Unter den großen Komponistennamen begegnen Fr. Schubert und W. A. Mozart immer wieder, in unterschiedlichen Gattungen und mit wechselndem künstlerischen Anspruch auf der musikalischen Bühne. Das Dreimäderlhaus (H. Berté, 1916) auf der Basis von R. H. Bartsch's Roman Schwammerl) zeichnet das Bild eines unbeholfenen, verlegenen, in Herzensdingen erfolglosen Schubert, der seine Zuflucht im Trost von Frau Musica sucht und findet. Die dadurch vermittelte Schablone hat ein bedenkliches Trivialverständnis dieses Komponisten zur Folge. Auch seine Musik wurde in weiten Kreisen nicht in ihrer Originalgestalt, sondern in der Bearbeitung (und Vertextung!) dieser Operette rezipiert und popularisiert. Dagegen versucht das Tanz- und Musiktheater… fremd bin ich eingezogen (G. Schedl, UA Salzburger Landestheater 1997) gleichsam eine Palinodie sowie eine „Kurskorrektur“. Die Kunstfigur Schubert erscheint in diesem Werk als ein beschädigter, komplexbeladener Mensch, als Opfer väterlicher Unterdrückung und politischer Zwänge.

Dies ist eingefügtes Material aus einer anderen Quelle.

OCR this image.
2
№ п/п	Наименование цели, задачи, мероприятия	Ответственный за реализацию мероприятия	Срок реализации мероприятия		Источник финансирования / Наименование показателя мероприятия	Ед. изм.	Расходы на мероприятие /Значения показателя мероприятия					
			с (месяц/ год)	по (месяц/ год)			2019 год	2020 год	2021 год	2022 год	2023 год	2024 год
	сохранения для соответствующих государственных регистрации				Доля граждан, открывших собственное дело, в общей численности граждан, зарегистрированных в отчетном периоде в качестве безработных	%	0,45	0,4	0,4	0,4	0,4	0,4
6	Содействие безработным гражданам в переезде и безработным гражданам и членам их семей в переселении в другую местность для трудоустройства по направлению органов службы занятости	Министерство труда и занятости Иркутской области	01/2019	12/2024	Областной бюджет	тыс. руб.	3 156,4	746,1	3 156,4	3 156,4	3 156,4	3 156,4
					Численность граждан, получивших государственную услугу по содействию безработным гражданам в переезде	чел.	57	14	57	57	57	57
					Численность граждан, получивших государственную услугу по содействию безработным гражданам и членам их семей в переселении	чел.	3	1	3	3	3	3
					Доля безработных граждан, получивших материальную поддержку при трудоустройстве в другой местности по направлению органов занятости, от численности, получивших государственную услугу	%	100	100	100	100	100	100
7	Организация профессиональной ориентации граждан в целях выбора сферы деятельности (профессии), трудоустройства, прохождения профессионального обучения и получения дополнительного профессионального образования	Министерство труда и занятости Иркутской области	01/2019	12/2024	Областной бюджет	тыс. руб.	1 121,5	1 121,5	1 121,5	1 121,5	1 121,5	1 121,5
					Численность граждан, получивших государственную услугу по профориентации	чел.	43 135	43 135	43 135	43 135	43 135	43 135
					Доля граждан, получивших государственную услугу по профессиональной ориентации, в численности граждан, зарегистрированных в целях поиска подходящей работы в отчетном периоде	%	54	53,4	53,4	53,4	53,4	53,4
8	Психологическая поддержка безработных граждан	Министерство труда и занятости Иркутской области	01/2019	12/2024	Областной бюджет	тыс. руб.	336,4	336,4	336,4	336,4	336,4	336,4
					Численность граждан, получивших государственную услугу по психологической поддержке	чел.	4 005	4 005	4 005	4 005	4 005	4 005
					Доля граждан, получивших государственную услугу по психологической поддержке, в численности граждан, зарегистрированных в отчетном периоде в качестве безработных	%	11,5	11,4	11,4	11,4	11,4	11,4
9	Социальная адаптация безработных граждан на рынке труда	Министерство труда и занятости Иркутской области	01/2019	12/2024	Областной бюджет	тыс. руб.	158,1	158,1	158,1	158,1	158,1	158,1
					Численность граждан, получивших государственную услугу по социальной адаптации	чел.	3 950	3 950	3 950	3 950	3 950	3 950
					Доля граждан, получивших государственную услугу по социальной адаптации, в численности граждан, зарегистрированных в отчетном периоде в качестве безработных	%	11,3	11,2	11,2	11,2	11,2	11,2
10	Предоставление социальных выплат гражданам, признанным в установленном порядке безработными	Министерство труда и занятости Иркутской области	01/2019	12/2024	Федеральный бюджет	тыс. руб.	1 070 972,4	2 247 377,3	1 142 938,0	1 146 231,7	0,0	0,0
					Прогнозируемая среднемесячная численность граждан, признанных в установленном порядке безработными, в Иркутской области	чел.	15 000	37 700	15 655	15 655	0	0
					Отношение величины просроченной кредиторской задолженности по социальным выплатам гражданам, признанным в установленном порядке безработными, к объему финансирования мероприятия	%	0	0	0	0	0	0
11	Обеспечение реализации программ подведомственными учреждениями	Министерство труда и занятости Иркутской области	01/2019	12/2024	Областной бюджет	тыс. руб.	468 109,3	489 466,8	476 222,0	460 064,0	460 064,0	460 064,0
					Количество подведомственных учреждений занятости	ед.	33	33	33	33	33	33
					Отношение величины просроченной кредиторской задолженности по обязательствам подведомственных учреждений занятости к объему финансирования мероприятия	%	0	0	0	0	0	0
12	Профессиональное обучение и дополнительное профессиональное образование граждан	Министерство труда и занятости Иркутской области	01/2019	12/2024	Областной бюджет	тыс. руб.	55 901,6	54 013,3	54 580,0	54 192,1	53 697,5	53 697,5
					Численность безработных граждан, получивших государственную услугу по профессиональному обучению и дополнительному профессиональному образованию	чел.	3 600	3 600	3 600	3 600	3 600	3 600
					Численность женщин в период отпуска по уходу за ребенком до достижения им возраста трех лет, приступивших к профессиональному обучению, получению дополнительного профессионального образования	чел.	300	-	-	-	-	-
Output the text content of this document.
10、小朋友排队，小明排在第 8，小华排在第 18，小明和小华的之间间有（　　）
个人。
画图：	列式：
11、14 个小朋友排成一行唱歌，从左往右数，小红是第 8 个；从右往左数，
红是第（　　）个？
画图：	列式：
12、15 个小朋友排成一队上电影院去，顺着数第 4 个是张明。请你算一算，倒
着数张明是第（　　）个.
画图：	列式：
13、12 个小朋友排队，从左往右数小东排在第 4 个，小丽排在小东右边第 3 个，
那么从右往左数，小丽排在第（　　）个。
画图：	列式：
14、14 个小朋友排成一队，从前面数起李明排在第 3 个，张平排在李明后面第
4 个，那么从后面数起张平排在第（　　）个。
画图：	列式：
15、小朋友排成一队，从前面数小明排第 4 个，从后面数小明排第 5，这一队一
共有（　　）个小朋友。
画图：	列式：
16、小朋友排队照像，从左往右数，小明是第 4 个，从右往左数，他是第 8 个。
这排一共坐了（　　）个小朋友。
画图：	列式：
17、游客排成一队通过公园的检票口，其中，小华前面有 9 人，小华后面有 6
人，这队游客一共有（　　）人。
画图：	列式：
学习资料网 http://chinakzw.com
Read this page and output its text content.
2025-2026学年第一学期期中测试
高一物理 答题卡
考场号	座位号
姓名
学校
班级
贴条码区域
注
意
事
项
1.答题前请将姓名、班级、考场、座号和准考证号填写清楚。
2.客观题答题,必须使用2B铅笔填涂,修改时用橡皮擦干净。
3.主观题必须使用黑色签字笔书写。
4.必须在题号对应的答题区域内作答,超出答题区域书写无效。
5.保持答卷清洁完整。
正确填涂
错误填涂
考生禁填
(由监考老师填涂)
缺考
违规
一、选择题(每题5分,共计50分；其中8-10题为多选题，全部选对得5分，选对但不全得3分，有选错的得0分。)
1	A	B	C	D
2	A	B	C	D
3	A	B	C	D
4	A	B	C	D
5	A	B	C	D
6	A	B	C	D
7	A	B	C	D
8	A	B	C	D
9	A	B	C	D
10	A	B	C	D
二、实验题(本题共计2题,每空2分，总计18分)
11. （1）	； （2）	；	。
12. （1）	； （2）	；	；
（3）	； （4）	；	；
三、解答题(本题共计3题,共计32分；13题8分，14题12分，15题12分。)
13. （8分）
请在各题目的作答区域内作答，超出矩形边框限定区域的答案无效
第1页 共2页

W. A. Mozart bewegte sich in vielerlei Gestalt auf den Brettern musikalischer Theater. So als Partner E. Schikaneders während der Vorbereitung der Zauberflöte in L. Schneiders Bearbeitung des Einakters Der Schauspieldirektor (1845), als tödliches Opfer seines notorischen Konkurrenten in Mozart und Salieri (Nikolaj Rimski-Korsakow, 1898), aber auch als spukhaftes Phantom bzw. Attrappe in der zeitgenössischen Oper Mozart in New York (H. Eder, T: Herbert Rosendorfer, UA Salzburg 1991). Auch als Held eines Musicals (Mozart, Sylvester Levay, 1999) sowie im Tanztheater (Der Gottgeliebte, Musik von Mozart und Salieri, Choreographie Peter Breuer, 1995) konnte sich dieses Urbild des schöpferischen Menschen erfolgreich behaupten.
Wie schwer die Grenzen zwischen Authenzität und Fiktion verbindlich zu ziehen sind, mag die Figur des jungen Komponisten im Vorspiel von Ariadne auf Naxos (R. Strauss – H. v. Hofmannsthal, 1916) belegen, die als Erfindung des Librettisten mit Zügen Mozarts durchsetzt und pointiert erscheint.
E. W. Böhme in E. Schenk (Hg.), [Kgr.-Ber.] Internat. Stiftung Mozarteum 1931 , 1932; E. W. Böhme in MozartJb 1959; F. Jary-Janecka, Franz Schubert am Theater und im Film 2000; O. Panagl in Polyaisthesis 5 (1990); O. Panagl in U. Müller/O. Panagl, Don Giovanni in New York 1992; O. Panagl in Jb. der Wr. Staatsoper 1994.